When you're designing an album cover, how much of it depends on what the music sounds like vs. what the artist wants to see?
I must say I've been really fortunate in that nearly always there's been at least one idea that we've come up with that the artist or label likes, rather than an artist coming with very firm fixed ideas.
Which designers in the past seem to have had the biggest influence on your work, and why?
In my early days at college it would have been David Carson's work for Ray Gun, the Designer's Republic, and Peter Saville's work for Factory Records. After college, I discovered a lot of Dutch designers like Ben Bos, Wim Crowell, and so on. They seemed to take the best bits of the International style of Swiss modernism and marry it with great colors and a bit more of a sense of fun.
What are your five favorite album covers of all time. Why?
Wow, tough question.
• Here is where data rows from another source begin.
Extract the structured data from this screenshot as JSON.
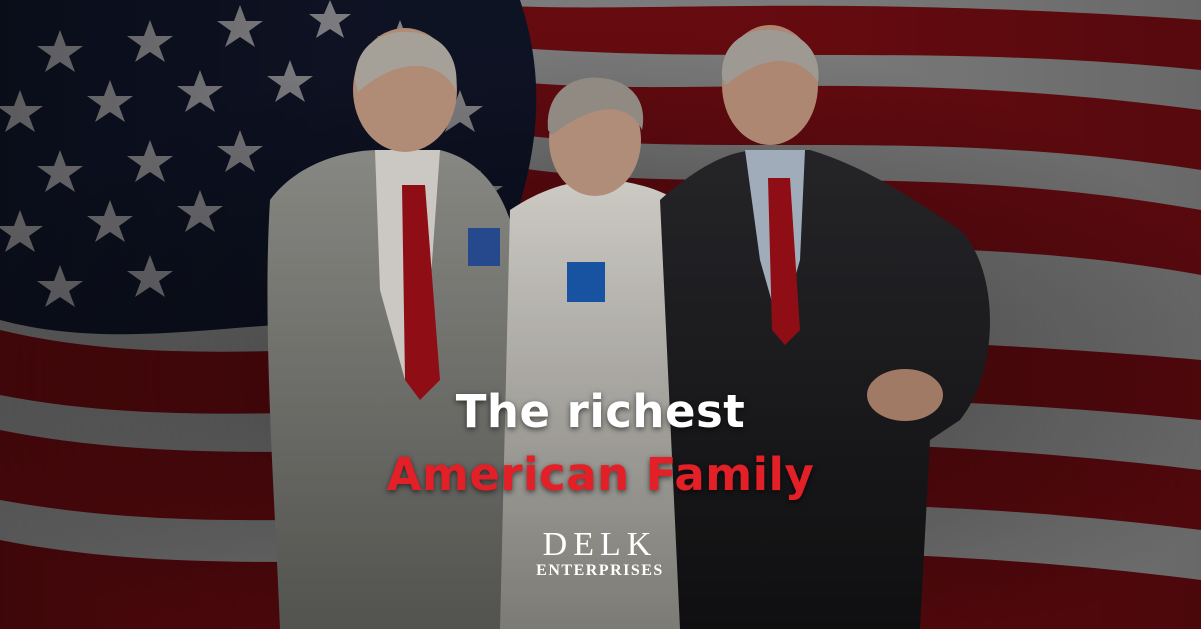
{
  "headline": {
    "line1": "The richest",
    "line2": "American Family",
    "line2_color": "#e32027"
  },
  "logo": {
    "word1": "DELK",
    "word2": "ENTERPRISES"
  },
  "colors": {
    "flag_red": "#b3141d",
    "flag_white": "#e8e8e8",
    "flag_blue": "#1a2240"
  },
  "scene": {
    "background": "waving-american-flag",
    "people": [
      "man-in-grey-suit",
      "woman-in-white-blouse",
      "man-in-dark-suit"
    ]
  }
}
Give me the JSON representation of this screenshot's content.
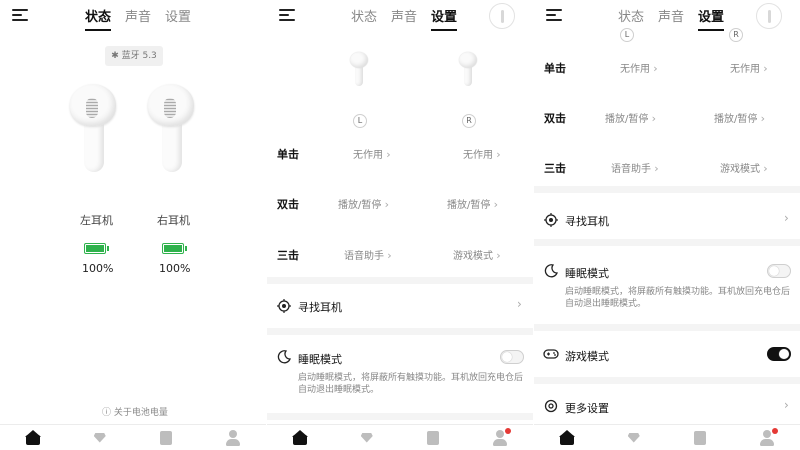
{
  "panel1": {
    "tabs": [
      "状态",
      "声音",
      "设置"
    ],
    "active_tab": 0,
    "bluetooth": "✱ 蓝牙 5.3",
    "left": {
      "label": "左耳机",
      "battery": "100%",
      "level": 1.0
    },
    "right": {
      "label": "右耳机",
      "battery": "100%",
      "level": 1.0
    },
    "about": "ⓘ 关于电池电量"
  },
  "panel2": {
    "tabs": [
      "状态",
      "声音",
      "设置"
    ],
    "active_tab": 2,
    "left_badge": "L",
    "right_badge": "R",
    "rows": [
      {
        "title": "单击",
        "left": "无作用",
        "right": "无作用"
      },
      {
        "title": "双击",
        "left": "播放/暂停",
        "right": "播放/暂停"
      },
      {
        "title": "三击",
        "left": "语音助手",
        "right": "游戏模式"
      }
    ],
    "find": "寻找耳机",
    "sleep": {
      "title": "睡眠模式",
      "desc": "启动睡眠模式，将屏蔽所有触摸功能。耳机放回充电仓后自动退出睡眠模式。",
      "on": false
    }
  },
  "panel3": {
    "tabs": [
      "状态",
      "声音",
      "设置"
    ],
    "active_tab": 2,
    "left_badge": "L",
    "right_badge": "R",
    "rows": [
      {
        "title": "单击",
        "left": "无作用",
        "right": "无作用"
      },
      {
        "title": "双击",
        "left": "播放/暂停",
        "right": "播放/暂停"
      },
      {
        "title": "三击",
        "left": "语音助手",
        "right": "游戏模式"
      }
    ],
    "find": "寻找耳机",
    "sleep": {
      "title": "睡眠模式",
      "desc": "启动睡眠模式，将屏蔽所有触摸功能。耳机放回充电仓后自动退出睡眠模式。",
      "on": false
    },
    "game": {
      "title": "游戏模式",
      "on": true
    },
    "more": "更多设置"
  },
  "chevron": "›",
  "colors": {
    "battery": "#2fb24c",
    "badge": "#e53935",
    "toggle_on": "#111111"
  }
}
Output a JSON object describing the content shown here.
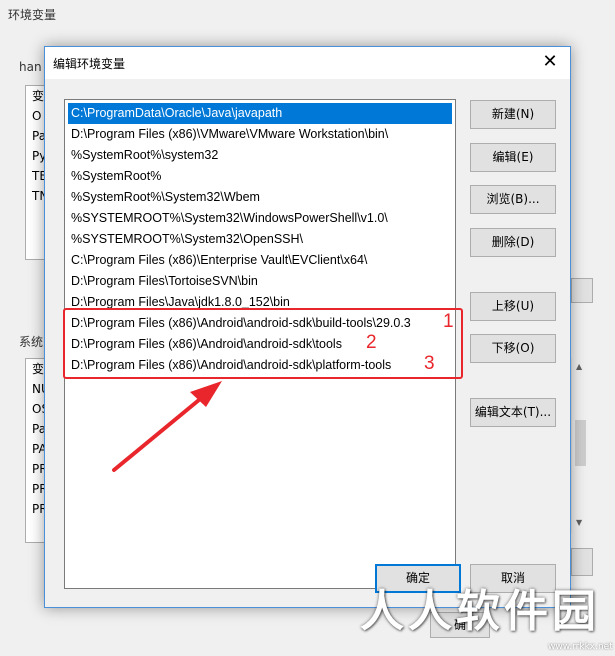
{
  "background_window": {
    "title": "环境变量",
    "user_group_label": "han",
    "user_vars_partial": [
      "变",
      "O",
      "Pa",
      "Py",
      "TE",
      "TN"
    ],
    "system_group_label": "系统",
    "system_vars_partial": [
      "变",
      "NU",
      "OS",
      "Pa",
      "PA",
      "PR",
      "PR",
      "PR"
    ],
    "partial_button_label": "确"
  },
  "dialog": {
    "title": "编辑环境变量",
    "paths": [
      "C:\\ProgramData\\Oracle\\Java\\javapath",
      "D:\\Program Files (x86)\\VMware\\VMware Workstation\\bin\\",
      "%SystemRoot%\\system32",
      "%SystemRoot%",
      "%SystemRoot%\\System32\\Wbem",
      "%SYSTEMROOT%\\System32\\WindowsPowerShell\\v1.0\\",
      "%SYSTEMROOT%\\System32\\OpenSSH\\",
      "C:\\Program Files (x86)\\Enterprise Vault\\EVClient\\x64\\",
      "D:\\Program Files\\TortoiseSVN\\bin",
      "D:\\Program Files\\Java\\jdk1.8.0_152\\bin",
      "D:\\Program Files (x86)\\Android\\android-sdk\\build-tools\\29.0.3",
      "D:\\Program Files (x86)\\Android\\android-sdk\\tools",
      "D:\\Program Files (x86)\\Android\\android-sdk\\platform-tools"
    ],
    "selected_index": 0,
    "buttons": {
      "new": "新建(N)",
      "edit": "编辑(E)",
      "browse": "浏览(B)...",
      "delete": "删除(D)",
      "move_up": "上移(U)",
      "move_down": "下移(O)",
      "edit_text": "编辑文本(T)...",
      "ok": "确定",
      "cancel": "取消"
    }
  },
  "annotations": {
    "numbers": [
      "1",
      "2",
      "3"
    ],
    "color": "#e8262b"
  },
  "watermark": {
    "text": "人人软件园",
    "sub": "www.rrkkx.net"
  },
  "colors": {
    "selection": "#0078d7",
    "dialog_border": "#4a90d9",
    "annotation": "#e8262b"
  }
}
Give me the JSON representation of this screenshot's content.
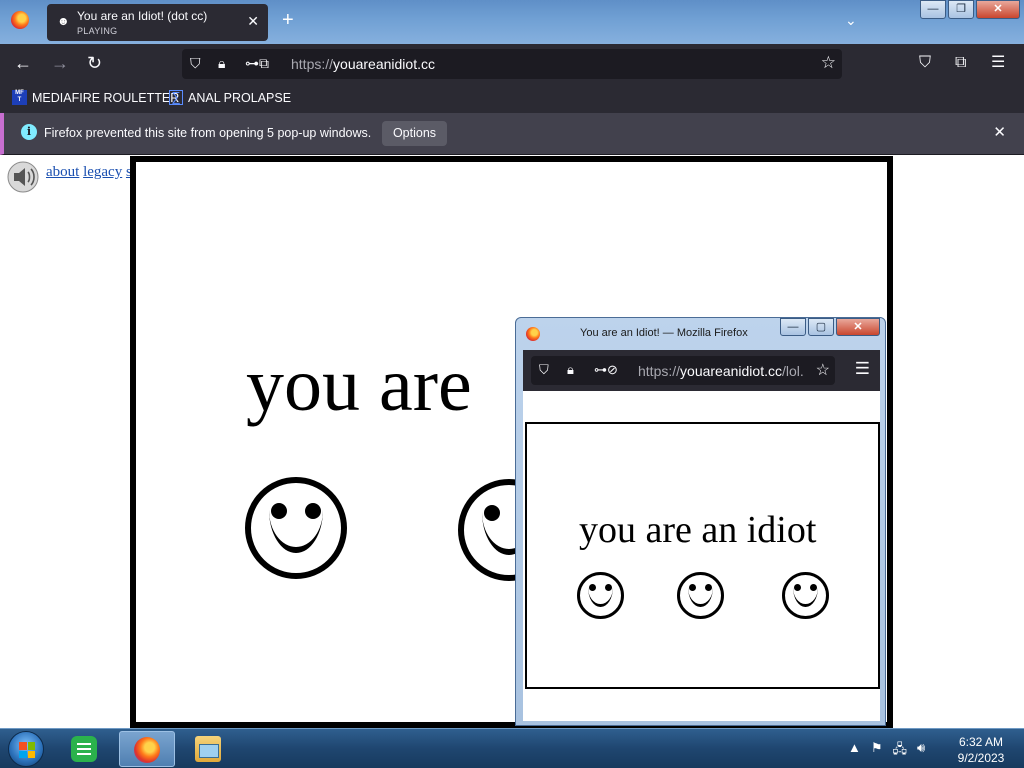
{
  "browser": {
    "tab": {
      "title": "You are an Idiot! (dot cc)",
      "status": "PLAYING",
      "icon": "smiley-icon"
    },
    "url": {
      "scheme": "https://",
      "host": "youareanidiot.cc"
    },
    "bookmarks": [
      {
        "label": "MEDIAFIRE ROULETTER",
        "icon": "mediafire-icon",
        "icon_text": "MF\nT"
      },
      {
        "label": "ANAL PROLAPSE",
        "icon": "sigma-icon",
        "icon_text": "∑"
      }
    ],
    "notification": {
      "message": "Firefox prevented this site from opening 5 pop-up windows.",
      "options_label": "Options"
    }
  },
  "page": {
    "links": [
      {
        "label": "about"
      },
      {
        "label": "legacy"
      },
      {
        "label": "safe"
      }
    ],
    "headline": "you are"
  },
  "popup": {
    "window_title": "You are an Idiot! — Mozilla Firefox",
    "url": {
      "scheme": "https://",
      "host": "youareanidiot.cc",
      "path": "/lol."
    },
    "headline": "you are an idiot"
  },
  "taskbar": {
    "time": "6:32 AM",
    "date": "9/2/2023"
  },
  "colors": {
    "chrome_dark": "#2b2a33",
    "urlbar": "#1c1b22",
    "notification_bg": "#42414d",
    "notification_accent": "#c86fd1",
    "link": "#1a4fb0"
  }
}
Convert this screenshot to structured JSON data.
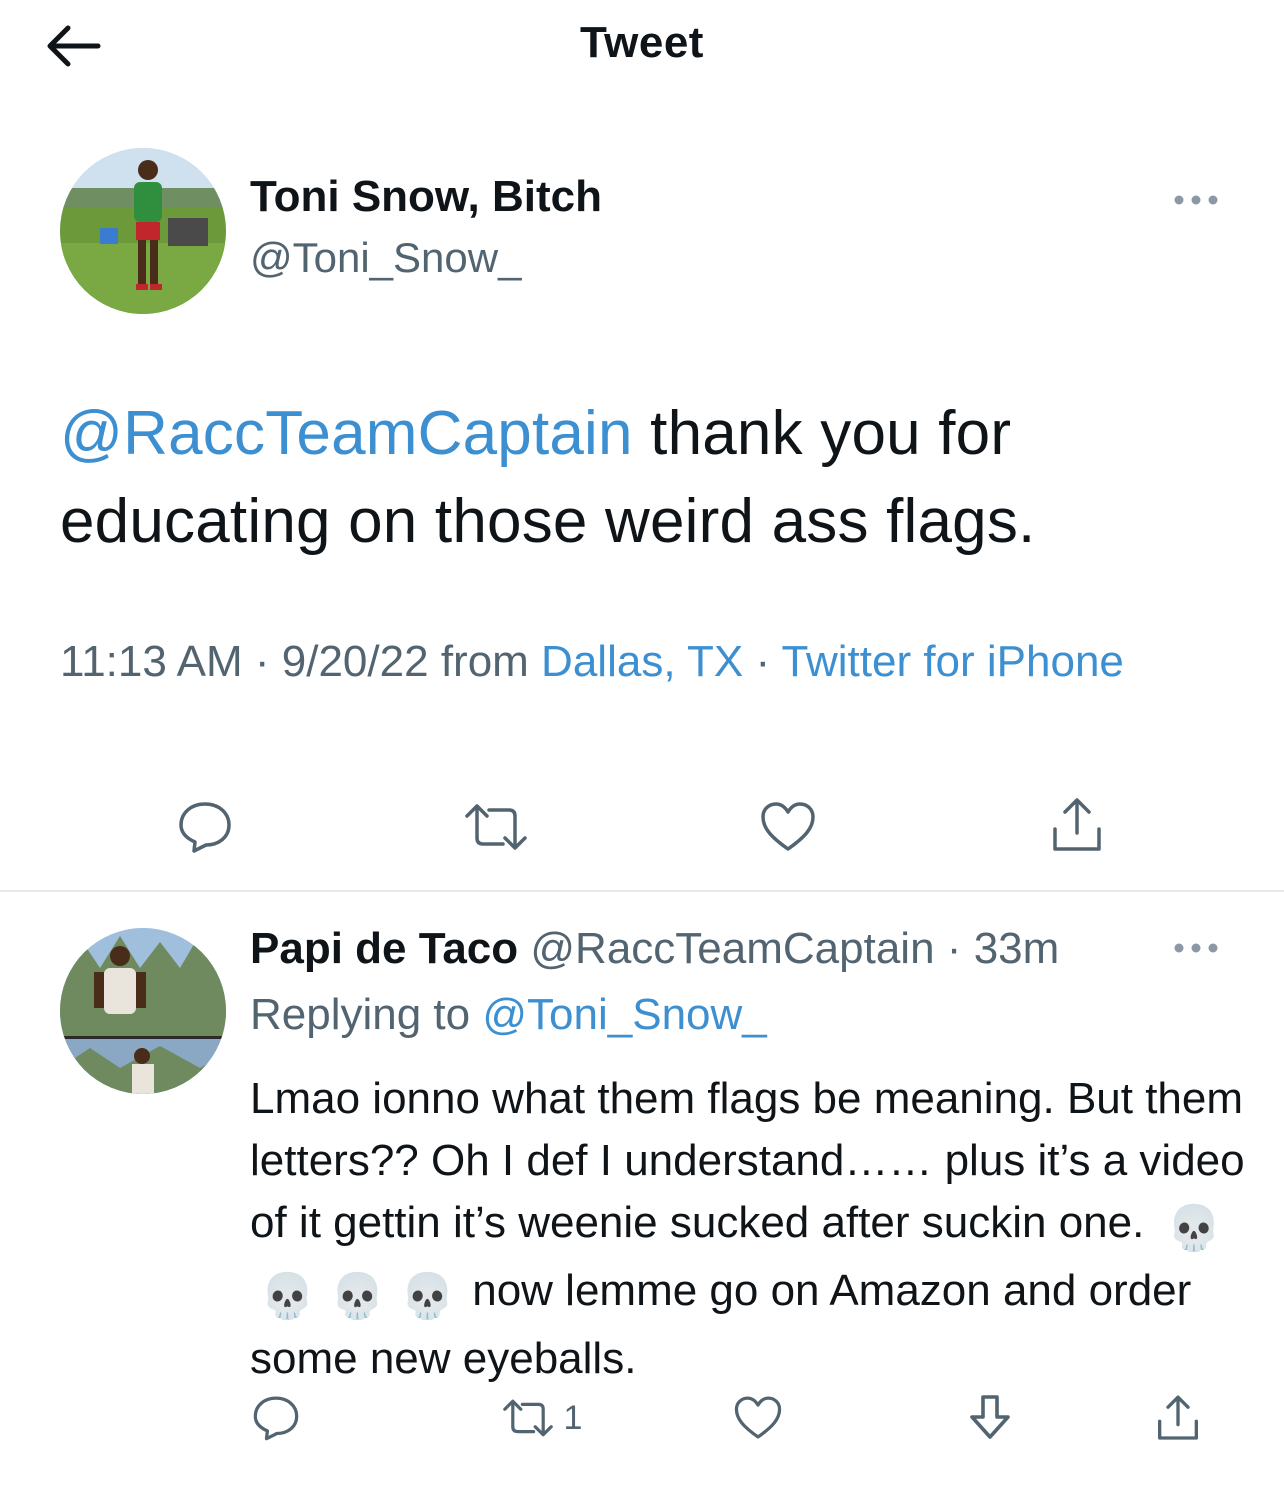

I love so much cover design, and different things for different reasons. If you ask me tomorrow these may change, but right now I'd say: Kraftwerk Autobahn (Kling Klang). Super graphic. Blue motorway road sign, and some nice type as well. In fact, virtually any Kraftwerk album cover. Kraftwerk 1, Computer World, Trans Europe Express...
New Order Movement (Factory). Simple, minimal, and lovely Saville design. The uncoated blue stock it's made from really makes it. One of the reasons why a physical object for music is so appealing and important to me.
Yes Yes (Atlantic). Fletcher, Forbes, and Gill. Simple black cover, with a graphic, hand-drawn speech bubble in lovely clashing colors.
Just Ice Back To The Old School (Sleeping Bag). Hand-drawn illustrated cover by New York graf artists Gnome and Gemini. Mid-'80s classic graffiti drawing of Just Ice and Mantronix with a TR-909 under his arm. A sleeve I tried to copy as a teenager. And I'd say this sleeve is probably responsible, along with Keith Haring's art, for getting me interested in graphic design in the first place.
Miles Davis Tutu (Columbia). Phenomenal, stark black-and-white portrait from Irving Penn. Front, back covers, and inners—all great.
Do you have a philosophy when it comes to design?
I read a great interview with Paul Rand a while back. I think he quotes Mies van der Rohe as saying that being good is more important than being original. Originality is a product, not an intention. I think that's a pretty good idea to stick to for GUA: really well-crafted, good work.
What's the best advice you've ever received? And the worst?
Best advice: Probably from Emma again, to just get on with things and do it, and try something. Better to try and fail, than never actually do it in the first place. Worst advice: My friend Joe telling me to try the chicken feet in a dim sum restaurant.